Apex’s trucker clients can elect to route factor funds onto company-provided closed-loop fuel cards restricted for use at truck stops, or they can receive payments directly into their bank accounts. Money is sent through wire or ACH transfers when clients choose the latter option, and truckers can access the funds once they settle. These settlement timelines are beholden to banks’ often-limited operating hours, however, which can be problematic for drivers who have immediate purchasing needs.
A recent partnership with financial services provider Fiserv is helping Apex develop a solution to enable the instant transfer of funds into bank accounts. Wallace said the option is increasingly in demand because it fits well with truckers’ on-the-go workstyles and can assist them with emergency expenses.
Making service mobile
Transportation companies need more than just quick, 24/7 payments, though. They also want to request their funds without requiring access to computers or the internet, meaning smartphone-ready factoring services are critical.
“By their nature, trucking companies are mobile,” Wallace said. “So, giving them tools that can be present with them [wherever they are] is key to [their] being funded fast.”
Apex offers an app that allows customers to photograph and submit their invoices immediately after they deliver their loads. Truckers can also consult the mobile solution for information about nearby fuel stops and prices, as well as check on their invoices’ statuses.
Factors versus FIs
Factoring is one option available to truckers, but some instead turn to banks for loans. Factors can stand out among the competition by specializing in particular industries and offering invoice management supports.

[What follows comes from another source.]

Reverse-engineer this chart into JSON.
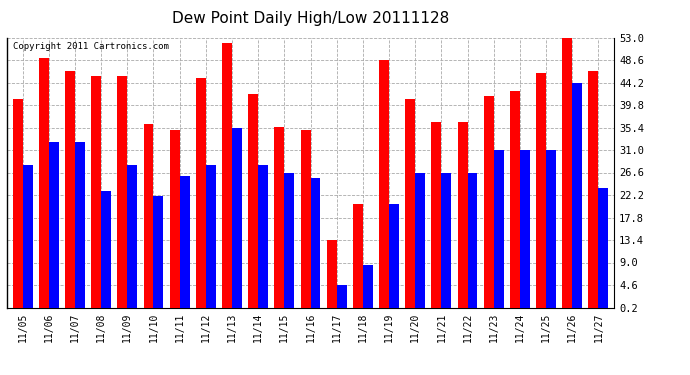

“If all we were doing is giving money, sure, you [should] go to a bank,” Wallace said. “It doesn’t make sense to pay factoring-type rates for the same money you could get from a bank. It’s all the other things we do that bring the value to what you pay.”
Factoring companies shoulder the work involved in getting invoices paid, for example, though truckers could be financially responsible for unpaid balances in certain situations. Factoring firms also often provide services like invoice follow-ups and status tracking. Such offerings can be helpful to the many small trucking operations in which business owners are also drivers, leaving them with limited time to devote to invoice management.
In addition, factors’ close interactions with particular industries enable them to better assess risk levels involved with specific invoices, making them more likely than traditional FIs to accept these kind of deals.
Steady cash flows are critical to helping trucking companies operate smoothly. Faster payment solutions like mobile factoring with instant payouts can be important to fueling these transportation businesses and the many retailers relying on them to move goods.